Diantara metode keilmuan adalah bersifat terbuka, objektif, logis dan
menjunjung kebenaran data di atas segala-galanya. Pada aspek epistemologi inilah
letak kegiatan dari penelitian ilmiah (scientific
research).
Ketiga, Aksiologi,
yaitu membahas tentang manfaat
(pragmatis) yang diperoleh dari pengetahuan bagi kehidupan manusia, atau
bagaimana keterkaitan antara pengetahuan dengan kaidah-kaidah moral dalam
kehidupan di masyarakat. Jadi, aspek
aksiologi lebih menyangkut dimensi fungsional suatu ilmu pengetahuan bagi
kehidupan. Menurut para ahli fungsi ilmu pengetahuan antara lain (a) fungsi
praktis, yaitu melakukan penyingkapan, mempelajari fakta, memajukan pengetahuan
guna melakukan berbagai perbaikan; (b) menetapkan hukum-hukum umum yang
meliputi perilaku kejadian dan objek oleh ilmu yang bersangkutan, sehingga
dapat mengkaitkan antara ilmu pengetahuan dengan beragam kejadian untuk membuat
prediksi ke depan secara benar, sehingga mempunyai manfaat yang tinggi bagi
kehidupan (Kerlinger, F., 2002). Jadi,
untuk membedakan jenis ilmu pengetahuan sosial satu dengan yang lain dapat
dilihat dari tiga aspek yaitu: Ontologi, Epistemologi dan Aksiologi.
Sedangkan tujuan ilmu
pengetahuan, baik ilmu pengetahuan sosial-budaya dan ilmu pengetahuan alam meliputi: (1) tujuan dasar ilmu, yaitu menjelaskan
fenomena-fenomena kehidupan, baik fenomena sosial atau alam secara sistematis, objektiv, logis
atau rasional; (2) tujuan lebih khusus,
yaitu memberikan penjelasan, pemahaman, prediksi atau peramalan dan kontrol
atau pengendalian. (Kerlinger, F., 2002); dan (3) untuk memahami fenomena alam dan sosial secara objektif (menurut apa
adanya, bukan menurut apa seharusnya), sistematis, dan terbuka untuk diuji
kembali melalui proses penelitian ilmiah (Hooever, 1980).

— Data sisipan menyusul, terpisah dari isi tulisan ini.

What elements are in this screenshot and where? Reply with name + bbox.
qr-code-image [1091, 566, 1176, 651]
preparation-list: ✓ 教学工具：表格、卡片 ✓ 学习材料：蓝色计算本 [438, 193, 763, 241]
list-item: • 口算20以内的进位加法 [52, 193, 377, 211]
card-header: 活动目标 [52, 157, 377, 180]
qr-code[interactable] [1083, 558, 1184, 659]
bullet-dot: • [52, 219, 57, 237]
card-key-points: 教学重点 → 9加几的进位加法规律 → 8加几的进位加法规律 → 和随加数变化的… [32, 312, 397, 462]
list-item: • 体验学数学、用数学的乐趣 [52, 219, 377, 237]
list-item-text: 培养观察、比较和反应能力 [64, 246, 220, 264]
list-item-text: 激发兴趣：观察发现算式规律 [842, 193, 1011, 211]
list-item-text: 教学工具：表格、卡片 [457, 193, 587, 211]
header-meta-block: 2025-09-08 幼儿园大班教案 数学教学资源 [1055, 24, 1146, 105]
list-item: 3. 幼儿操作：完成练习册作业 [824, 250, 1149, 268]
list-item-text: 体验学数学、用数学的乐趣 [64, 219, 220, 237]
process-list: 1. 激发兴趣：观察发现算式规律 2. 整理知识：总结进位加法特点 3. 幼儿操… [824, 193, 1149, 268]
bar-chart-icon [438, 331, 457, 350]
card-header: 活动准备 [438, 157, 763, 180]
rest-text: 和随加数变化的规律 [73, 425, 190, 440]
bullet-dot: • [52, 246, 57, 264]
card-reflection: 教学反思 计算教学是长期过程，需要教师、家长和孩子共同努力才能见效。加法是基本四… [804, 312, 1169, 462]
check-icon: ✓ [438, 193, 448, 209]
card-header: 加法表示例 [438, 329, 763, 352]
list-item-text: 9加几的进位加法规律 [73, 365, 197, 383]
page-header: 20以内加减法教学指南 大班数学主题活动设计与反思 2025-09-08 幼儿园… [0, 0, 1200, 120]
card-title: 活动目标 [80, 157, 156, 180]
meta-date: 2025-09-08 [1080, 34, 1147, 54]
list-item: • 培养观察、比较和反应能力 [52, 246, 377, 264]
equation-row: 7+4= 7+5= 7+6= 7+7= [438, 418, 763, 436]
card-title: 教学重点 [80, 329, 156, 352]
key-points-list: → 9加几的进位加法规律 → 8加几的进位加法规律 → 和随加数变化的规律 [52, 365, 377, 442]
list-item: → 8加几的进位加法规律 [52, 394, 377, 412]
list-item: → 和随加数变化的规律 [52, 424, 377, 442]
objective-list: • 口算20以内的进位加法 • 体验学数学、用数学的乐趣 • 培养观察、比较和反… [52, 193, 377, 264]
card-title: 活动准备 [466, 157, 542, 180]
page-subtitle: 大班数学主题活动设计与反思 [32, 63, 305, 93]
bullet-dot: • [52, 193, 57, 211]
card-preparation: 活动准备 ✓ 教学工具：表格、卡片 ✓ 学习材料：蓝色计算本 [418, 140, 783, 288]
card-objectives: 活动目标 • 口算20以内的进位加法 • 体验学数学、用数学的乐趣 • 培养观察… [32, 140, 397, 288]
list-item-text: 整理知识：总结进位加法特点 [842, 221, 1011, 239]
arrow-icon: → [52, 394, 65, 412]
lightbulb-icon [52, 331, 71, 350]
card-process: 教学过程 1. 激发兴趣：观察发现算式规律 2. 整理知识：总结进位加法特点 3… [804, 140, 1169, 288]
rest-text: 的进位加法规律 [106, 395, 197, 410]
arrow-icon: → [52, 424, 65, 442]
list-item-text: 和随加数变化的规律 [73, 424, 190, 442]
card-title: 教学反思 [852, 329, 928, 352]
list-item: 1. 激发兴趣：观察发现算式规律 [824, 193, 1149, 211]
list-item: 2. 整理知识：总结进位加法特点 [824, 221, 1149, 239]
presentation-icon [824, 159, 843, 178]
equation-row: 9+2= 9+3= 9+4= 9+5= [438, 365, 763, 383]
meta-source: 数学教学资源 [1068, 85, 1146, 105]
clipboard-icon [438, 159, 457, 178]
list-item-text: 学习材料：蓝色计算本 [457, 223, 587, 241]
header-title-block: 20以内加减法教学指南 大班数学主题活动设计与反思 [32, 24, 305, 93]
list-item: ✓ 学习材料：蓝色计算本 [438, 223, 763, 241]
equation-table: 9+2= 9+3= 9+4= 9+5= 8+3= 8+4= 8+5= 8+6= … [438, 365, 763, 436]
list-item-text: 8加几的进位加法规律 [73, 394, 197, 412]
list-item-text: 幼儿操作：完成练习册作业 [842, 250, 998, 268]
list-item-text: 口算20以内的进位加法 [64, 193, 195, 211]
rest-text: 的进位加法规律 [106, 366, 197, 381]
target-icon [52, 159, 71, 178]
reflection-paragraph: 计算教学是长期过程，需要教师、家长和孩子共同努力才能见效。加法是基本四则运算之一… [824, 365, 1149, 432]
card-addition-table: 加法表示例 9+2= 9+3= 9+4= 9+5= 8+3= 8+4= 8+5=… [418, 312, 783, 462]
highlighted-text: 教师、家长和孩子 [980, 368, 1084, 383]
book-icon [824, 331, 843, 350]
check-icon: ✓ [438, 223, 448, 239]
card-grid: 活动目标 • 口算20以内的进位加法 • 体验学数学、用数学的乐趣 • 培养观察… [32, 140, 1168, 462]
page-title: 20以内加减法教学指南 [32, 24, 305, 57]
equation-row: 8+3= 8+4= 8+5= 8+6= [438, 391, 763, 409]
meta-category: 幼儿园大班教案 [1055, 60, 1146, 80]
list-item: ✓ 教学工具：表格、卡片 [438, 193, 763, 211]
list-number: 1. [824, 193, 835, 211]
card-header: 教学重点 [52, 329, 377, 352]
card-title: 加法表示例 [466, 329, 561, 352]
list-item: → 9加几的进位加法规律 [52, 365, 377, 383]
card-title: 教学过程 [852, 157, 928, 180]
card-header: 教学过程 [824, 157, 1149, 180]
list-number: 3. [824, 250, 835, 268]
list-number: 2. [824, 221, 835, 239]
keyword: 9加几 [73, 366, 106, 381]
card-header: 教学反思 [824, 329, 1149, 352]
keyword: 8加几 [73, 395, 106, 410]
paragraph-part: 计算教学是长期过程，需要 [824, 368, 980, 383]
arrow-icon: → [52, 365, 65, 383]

Berdasarkan uraian di atas
maka beberapa konsep penting yang dapat dipahami tentang hakikat ilmu
pengetahuan (science), baik ilmu
pengetahuan sosial-budaya maupun ilmu pengetahuan alam adalah: (1) science dimulai dari kesangsian atau keragu-raguan terhadap beragam fenomena
hidup, tidak dimulai dari kepastian seperti dalam ajaran agama; (2) science tidak bersinggungan dengan hal-hal yang gaib, melainkan berkaitan dengan data-data empirik; (3) penjelasan science
bersifat detail, sistematis, objektif
dan praktis tentang beragam fenomena hidup, baik sosial-budaya maupun alam;
(4) kebenaran science bersifat relatif, berubah dari waktu ke waktu
tergantung pada hasil penelitian ilmiah berikutnya (Agus, B., 1999).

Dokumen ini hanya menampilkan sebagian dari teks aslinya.